Scrive Camilleri: "Il principio ispiratore della famosa Agenda 21 (approvata al Summit della Terra, la conferenza dell’Onu sull’ambiente a Rio de Janeiro nel 1992) e del recente Vertice di Copenhagen è sempre lo stesso: limitare «l’impatto» della presenza umana. Cioè: freno allo sviluppo nei paesi ricchi e drastica riduzione delle nascite in quelli poveri."
L'abbraccio ideologico tra femminismo ed ambientalismo si snoda attraverso questi punti, sommariamente delineati come premessa propedeutica verso ulteriori considerazioni ed approfondimenti; al momento c'è già sin troppa materia affastellata in modo sintetico, mentre riteniamo utile un'analisi più dettagliata e progressiva da svolgersi nel tempo.

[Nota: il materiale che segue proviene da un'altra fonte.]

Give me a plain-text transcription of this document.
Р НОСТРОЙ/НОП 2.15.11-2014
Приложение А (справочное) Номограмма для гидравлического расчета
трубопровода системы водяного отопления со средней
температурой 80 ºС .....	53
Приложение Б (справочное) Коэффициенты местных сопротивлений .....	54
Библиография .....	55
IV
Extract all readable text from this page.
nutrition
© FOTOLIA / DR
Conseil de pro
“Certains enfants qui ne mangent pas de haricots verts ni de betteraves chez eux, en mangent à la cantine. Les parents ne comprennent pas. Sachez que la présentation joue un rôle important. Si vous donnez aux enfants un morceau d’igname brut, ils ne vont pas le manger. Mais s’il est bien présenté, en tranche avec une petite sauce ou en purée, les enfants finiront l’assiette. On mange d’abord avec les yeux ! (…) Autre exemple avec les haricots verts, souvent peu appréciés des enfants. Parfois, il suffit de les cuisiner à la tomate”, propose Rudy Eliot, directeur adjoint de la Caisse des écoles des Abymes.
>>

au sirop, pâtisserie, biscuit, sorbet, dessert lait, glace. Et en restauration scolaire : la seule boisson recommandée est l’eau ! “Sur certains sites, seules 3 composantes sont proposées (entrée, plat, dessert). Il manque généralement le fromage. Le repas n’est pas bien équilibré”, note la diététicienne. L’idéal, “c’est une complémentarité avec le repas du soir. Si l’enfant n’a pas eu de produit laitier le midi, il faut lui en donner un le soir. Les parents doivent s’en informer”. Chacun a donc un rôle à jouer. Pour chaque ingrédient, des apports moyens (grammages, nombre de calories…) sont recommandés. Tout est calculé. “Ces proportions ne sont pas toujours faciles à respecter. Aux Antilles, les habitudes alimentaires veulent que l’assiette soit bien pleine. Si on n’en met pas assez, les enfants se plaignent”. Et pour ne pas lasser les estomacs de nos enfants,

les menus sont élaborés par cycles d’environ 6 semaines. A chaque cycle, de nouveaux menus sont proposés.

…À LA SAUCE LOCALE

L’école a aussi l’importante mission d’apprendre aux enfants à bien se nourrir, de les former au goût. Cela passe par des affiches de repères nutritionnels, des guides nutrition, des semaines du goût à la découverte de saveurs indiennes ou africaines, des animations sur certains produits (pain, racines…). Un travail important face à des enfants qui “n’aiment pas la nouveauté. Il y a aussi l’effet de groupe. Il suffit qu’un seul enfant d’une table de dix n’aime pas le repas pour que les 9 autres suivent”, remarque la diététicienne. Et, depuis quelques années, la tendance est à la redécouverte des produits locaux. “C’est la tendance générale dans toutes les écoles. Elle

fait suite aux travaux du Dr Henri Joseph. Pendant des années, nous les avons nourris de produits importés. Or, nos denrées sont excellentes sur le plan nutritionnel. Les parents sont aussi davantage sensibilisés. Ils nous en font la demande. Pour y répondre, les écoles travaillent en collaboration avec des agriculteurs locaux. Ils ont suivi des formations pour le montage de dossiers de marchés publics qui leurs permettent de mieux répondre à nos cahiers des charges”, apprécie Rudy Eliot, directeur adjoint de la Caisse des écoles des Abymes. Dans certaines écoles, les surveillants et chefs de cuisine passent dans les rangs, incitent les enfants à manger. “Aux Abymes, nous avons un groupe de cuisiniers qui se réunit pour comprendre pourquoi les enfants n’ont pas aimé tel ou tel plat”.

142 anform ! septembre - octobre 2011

Per amore di sintesi, sembra opportuno, nel frattempo, suggerire la lettura dei testi linkati - ciascuno dei quali costituisce già un profilo di approfondimento della questione, nei rispettivi versanti - quanto mai utili alla comprensione dell'argomento.
Sembra opportuno, infine, per dare il segno della questione, concludere questo primo passo nella tematica citando le parole bellicose ricavate dal sito Radiodelledonne, nella loro originale e militante irrazionalità:
“Noi donne, in tutta la nostra vibrante e favolosa diversità, siamo testimoni della crescita delle aggressioni contro lo spirito, la mente e il corpo umano, e la continua invasione ed assalto contro la terra e le sue diverse specie. E siamo infuriate.”